The girl who led me in indicated I should sit, turned on the hot and cold water, picked up a scoop of water and flung in on me, then handed it to me and indicated I should continue to bath myself.  She then bobbed her head and I was left alone to relax in the warm steamy room, letting hot water trickle over my body at a leisurely pace.  After the noise and bustle of Istanbul’s streets combined with the soreness of my muscles from all the walking and hiking, this was wonderful.  I’m not sure how much time went by, but I would estimate about 25 minutes. 
The actual bathing came next. I was laid on a marble slab and was scrubbed and buffed to perfection by a lady wearing a rough mit.  She left no ground uncovered.  After the srubbing, she rinsed me and then applied soap using an amazing pillow like contraption that was dipped in a sudsy bucket and then filled with air and rung out over my body.  There were mounds of bubbles!  The lady massaged the soap into me, flipped me over, and repeated.  Then she shampooed my hair, stood me up and rinsed me some more, and declared me “finished.”
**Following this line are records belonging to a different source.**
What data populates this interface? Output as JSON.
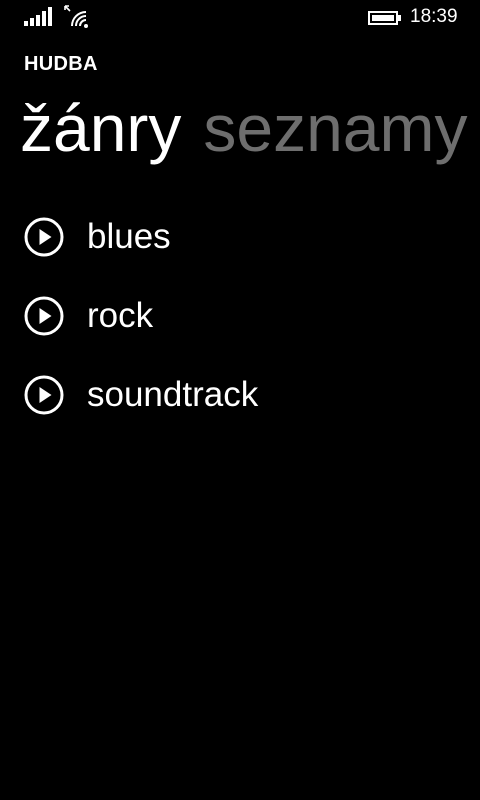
{
  "status_bar": {
    "time": "18:39",
    "icons": [
      "signal-strength-icon",
      "wifi-icon",
      "battery-icon"
    ]
  },
  "app": {
    "title": "HUDBA"
  },
  "pivot": {
    "tabs": [
      {
        "label": "žánry",
        "active": true
      },
      {
        "label": "seznamy",
        "active": false
      }
    ]
  },
  "genres": [
    {
      "label": "blues",
      "icon": "play-icon"
    },
    {
      "label": "rock",
      "icon": "play-icon"
    },
    {
      "label": "soundtrack",
      "icon": "play-icon"
    }
  ],
  "colors": {
    "background": "#000000",
    "foreground": "#ffffff",
    "inactive_tab": "#6e6e6e"
  }
}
I was then ushered (still in my little rag) across the building to the massage room.  I have only had two professional massages in my lifetime, but I have to say this was the best yet.  The lady was relentless.  She was actually out of breath from working on my muscles so hard!  Both hands, full speed, full pressure, for 40 minutes.  It was amazing.  She used an oil which when combined with my previous buffing resulted in the softest skin I have ever had.
After the massage Rob and I were served delicious Apple Tea and were able to sit and relax before entering back into the chilly busy streets of Istanbul.  Nick chose not to participate in the bathing this time since he has a scar that is healing on his back, but is looking forward to it on our return trip to Turkey in March!

Cairo, Egypt
Chaos.  Hustlers. Garbage. Horns. Delicious Food. Cheap.  Noise.
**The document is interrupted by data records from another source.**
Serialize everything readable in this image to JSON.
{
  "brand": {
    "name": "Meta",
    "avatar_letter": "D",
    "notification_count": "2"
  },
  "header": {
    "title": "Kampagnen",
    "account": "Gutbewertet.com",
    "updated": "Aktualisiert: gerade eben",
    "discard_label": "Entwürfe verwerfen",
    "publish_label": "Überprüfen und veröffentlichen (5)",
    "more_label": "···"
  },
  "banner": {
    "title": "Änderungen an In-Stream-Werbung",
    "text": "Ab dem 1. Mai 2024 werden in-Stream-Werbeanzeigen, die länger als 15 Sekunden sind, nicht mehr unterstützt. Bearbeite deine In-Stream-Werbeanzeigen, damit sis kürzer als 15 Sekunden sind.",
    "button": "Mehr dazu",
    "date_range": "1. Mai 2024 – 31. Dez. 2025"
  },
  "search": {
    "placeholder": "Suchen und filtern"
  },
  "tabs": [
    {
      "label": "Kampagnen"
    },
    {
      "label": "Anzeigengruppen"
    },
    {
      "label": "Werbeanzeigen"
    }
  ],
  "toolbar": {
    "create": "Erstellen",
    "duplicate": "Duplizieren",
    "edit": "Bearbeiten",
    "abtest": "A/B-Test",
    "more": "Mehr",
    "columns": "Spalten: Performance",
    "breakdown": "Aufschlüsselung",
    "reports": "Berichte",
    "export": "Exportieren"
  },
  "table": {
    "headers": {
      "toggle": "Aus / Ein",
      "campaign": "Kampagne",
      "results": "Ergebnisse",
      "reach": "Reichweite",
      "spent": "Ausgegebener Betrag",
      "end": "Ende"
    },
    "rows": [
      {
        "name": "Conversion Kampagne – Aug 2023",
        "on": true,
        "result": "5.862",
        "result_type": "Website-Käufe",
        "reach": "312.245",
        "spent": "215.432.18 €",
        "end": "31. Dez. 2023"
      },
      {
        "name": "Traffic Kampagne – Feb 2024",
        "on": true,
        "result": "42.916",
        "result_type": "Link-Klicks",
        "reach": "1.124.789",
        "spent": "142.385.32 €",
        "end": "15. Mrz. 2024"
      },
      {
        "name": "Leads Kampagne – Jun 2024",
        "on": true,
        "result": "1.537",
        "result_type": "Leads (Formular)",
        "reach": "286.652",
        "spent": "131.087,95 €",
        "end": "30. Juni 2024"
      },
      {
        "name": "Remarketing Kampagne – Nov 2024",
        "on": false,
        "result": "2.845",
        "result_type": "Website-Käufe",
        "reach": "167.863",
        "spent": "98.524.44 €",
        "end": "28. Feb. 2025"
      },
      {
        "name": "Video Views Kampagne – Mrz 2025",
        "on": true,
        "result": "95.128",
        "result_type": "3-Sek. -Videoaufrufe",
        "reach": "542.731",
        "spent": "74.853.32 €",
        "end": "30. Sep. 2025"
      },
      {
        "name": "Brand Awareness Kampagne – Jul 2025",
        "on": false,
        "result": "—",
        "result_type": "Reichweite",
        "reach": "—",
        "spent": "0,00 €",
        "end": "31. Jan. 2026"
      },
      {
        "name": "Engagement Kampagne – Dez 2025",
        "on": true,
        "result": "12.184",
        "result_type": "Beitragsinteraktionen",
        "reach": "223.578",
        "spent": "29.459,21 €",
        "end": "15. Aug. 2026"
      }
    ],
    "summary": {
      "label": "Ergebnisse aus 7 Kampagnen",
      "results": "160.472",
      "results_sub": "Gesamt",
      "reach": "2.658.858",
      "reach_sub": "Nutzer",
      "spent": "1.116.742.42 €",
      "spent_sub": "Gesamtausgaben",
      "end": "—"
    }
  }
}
This is how I summarize Cairo after 2 days here.  We flew in from Istanbul, and are staying at a hostel about 2 minutes from Tahrir Square, heart of the Egyptian Revolution.  On 25 January there will be a big celebration of last year’s revolution, and already we are seeing signs of it.  People are camping on the square, and last night we saw a crowd march through the streets chanting and waving banners. The Egyptian Museum, which is right on the square, has been closed until after the “celebration” as a precautionary measure.  We have talked to several people about it and no one seems to know what to expect on the 25th, so to be safe we are taking a bus to Dahab tonight and will see more of the sites in Cairo on our way back to Turkey. 
The food is absolutely AMAZING… and SO cheap.  Nick and I can get a large dinner for the two of us for the equivalent of just a few US dollars.  The currency here is the Egyptian Pound.  The streets are absolute chaos- you have to be really gutsy to cross and just run right out in the traffic!  I will upload some  pictures of donkeys pulling carts that I liked.  More later!

1 comment:

  1. Oooh. I just love your descriptions. The Turkish Bath sounds truly wonderful. I've always wondered exactly what that entails and now I want one too! Keep having fun and keep blogging. Some of us just have to live vicariously these days.